A su tiempo, el noviazgo culminará con la toma de decisión: casarse o cada uno seguirá su rumbo. El noviazgo es así el medio imprescindible para descubrir y cultivar la vocación al estilo de vida conyugal. Cuando se cuenta con tiempo para dialogar, hacer planes juntos y demostrarse aprecio mutuo, se fomenta la fidelidad a Dios y al futuro cónyuge.
            Al decidir, no se ha de seguir un simple gusto o capricho, o algún sentimiento fruto de un simple “atractivo” incontrolable -que después puede desaparecer o disminuir-, sino descubrir la llamada de Dios hacia una unión estable y duradera.
            La prisa por casarse, el sentimentalismo, la presión hecha de algún modo, la falta de cumplimiento a la palabra dada, algún vicio no superado, la agresividad, entre otras causas, dan lugar a la infeliz ruptura de la unión conyugal, a veces desde los primeros años del matrimonio. Por eso para esta decisión, durante el noviazgo, no hay que hacer a un lado a Dios ni absolutizar un sentimiento, sino razonar, esperar y orar.
            Aunque los padres no deben oponerse a la sensata y libre decisión de sus hijos cuando se preparan al matrimonio, éstos deberán siempre escuchar con atención y respeto los consejos de sus padres, quienes ordinariamente los conocen bien y se dan cuenta de lo que realmente les conviene. La vocación exige una respuesta eminentemente personal, pero requiere también de los elementos comunitarios, sobre todo porque se trata de fundar una nueva iglesia doméstica e integrarse a la comunidad eclesial.
            “Muchas veces a los novios y a los casados les invita la palabra divina a que alimente y fomenten el noviazgo con un casto afecto, y el matrimonio con un amor único. Hay que formar a los jóvenes, a tiempo y convenientemente, sobre la dignidad, función y ejercicio del amor conyugal, y estos preferentemente en el seno de la misma familia. Así, educados en el cultivo de la castidad, podrán pasar, a la edad conveniente, de un honesto noviazgo al matrimonio[1].
            En nuestros días es más necesaria que nunca la preparación de los jóvenes al matrimonio y a la vida familiar. En algunos países siguen siendo las familias mismas las que, según antiguas usanzas, transmiten a los jóvenes los valores relativos a la vida matrimonial y familiar, mediante una progresiva obra de educación o iniciación. Pero los cambios que han sobrevenido en casi todas las sociedades modernas exigen que no sólo la familia, sino también la sociedad y la Iglesia se comprometan en el esfuerzo de preparar convenientemente a los jóvenes para las responsabilidades de su futuro.

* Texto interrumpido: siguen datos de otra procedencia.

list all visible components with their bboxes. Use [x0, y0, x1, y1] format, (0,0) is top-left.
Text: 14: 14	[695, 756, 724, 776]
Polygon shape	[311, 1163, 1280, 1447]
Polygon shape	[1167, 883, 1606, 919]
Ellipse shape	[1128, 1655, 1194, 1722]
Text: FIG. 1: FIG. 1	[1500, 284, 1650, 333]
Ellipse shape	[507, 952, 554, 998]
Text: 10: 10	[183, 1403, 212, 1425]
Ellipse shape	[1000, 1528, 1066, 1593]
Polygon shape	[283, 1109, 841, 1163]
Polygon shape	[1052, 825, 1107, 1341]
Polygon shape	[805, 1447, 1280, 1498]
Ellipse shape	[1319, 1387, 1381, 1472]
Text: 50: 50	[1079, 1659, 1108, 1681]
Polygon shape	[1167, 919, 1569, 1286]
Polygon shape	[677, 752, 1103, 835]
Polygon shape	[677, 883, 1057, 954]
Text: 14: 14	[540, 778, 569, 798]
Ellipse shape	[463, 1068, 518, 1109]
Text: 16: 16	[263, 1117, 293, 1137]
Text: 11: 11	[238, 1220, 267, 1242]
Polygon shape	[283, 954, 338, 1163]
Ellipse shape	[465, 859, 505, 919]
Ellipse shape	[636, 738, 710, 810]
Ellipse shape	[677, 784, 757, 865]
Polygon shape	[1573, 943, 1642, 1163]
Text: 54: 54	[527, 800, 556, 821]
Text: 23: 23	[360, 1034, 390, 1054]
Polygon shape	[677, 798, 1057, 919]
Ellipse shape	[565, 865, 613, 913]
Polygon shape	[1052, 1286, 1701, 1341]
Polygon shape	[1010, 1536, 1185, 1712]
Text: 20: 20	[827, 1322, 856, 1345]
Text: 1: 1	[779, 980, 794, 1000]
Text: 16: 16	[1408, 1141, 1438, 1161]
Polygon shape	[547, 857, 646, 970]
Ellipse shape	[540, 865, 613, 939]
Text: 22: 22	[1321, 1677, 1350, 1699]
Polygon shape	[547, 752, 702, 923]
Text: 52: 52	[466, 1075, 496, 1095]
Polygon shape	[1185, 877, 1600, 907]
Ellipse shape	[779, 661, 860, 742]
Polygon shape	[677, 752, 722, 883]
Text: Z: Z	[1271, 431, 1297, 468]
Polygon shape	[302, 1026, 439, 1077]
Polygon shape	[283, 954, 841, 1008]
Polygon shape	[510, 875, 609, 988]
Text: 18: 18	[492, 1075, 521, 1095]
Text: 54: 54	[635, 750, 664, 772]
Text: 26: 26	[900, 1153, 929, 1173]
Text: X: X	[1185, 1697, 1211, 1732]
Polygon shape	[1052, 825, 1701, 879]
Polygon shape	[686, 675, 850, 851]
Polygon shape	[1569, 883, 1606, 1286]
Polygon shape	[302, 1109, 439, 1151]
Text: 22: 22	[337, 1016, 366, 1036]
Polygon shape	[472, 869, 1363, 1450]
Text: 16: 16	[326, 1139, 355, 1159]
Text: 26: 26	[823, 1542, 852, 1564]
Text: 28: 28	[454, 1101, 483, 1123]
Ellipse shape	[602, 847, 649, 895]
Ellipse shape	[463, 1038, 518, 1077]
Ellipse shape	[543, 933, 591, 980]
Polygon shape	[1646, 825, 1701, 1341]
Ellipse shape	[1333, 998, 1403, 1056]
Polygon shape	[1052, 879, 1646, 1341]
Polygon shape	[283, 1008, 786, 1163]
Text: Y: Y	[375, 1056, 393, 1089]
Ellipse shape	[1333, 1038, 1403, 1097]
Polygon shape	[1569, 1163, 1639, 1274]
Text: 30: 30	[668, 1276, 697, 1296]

Muchos fenómenos negativos que se lamentan hoy en la vida familiar derivan del hecho de que, en la nuevas situaciones, los jóvenes no sólo pierden de vista la justa jerarquía de valores, sino que, al no poseer ya criterios seguros de comportamiento, no saben como afrontar y resolver las nuevas dificultades. La experiencia enseña, en cambio, que los jóvenes bien preparados para la vida familiar, en general, van mejor que los demás. Esto vale más aún para el matrimonio cristiano, cuyo influjo se extiende sobre la santidad de tantos hombres y mujeres.

Por esto, como Iglesia debemos promover programas mejores y más intensos de preparación al matrimonio, y más aún para favorecer positivamente el nacimiento y maduración de matrimonios logrados. La preparación al matrimonio ha de ser vista y actuada como un proceso gradual y continuo”[2].


[1] CONCILIO VATICANO II, Constitución Gaudium et spes, n 49.
[2] JUAN PABLO II, Exhortación Familiaris consortio, Roma 22 nov 1981, n 66.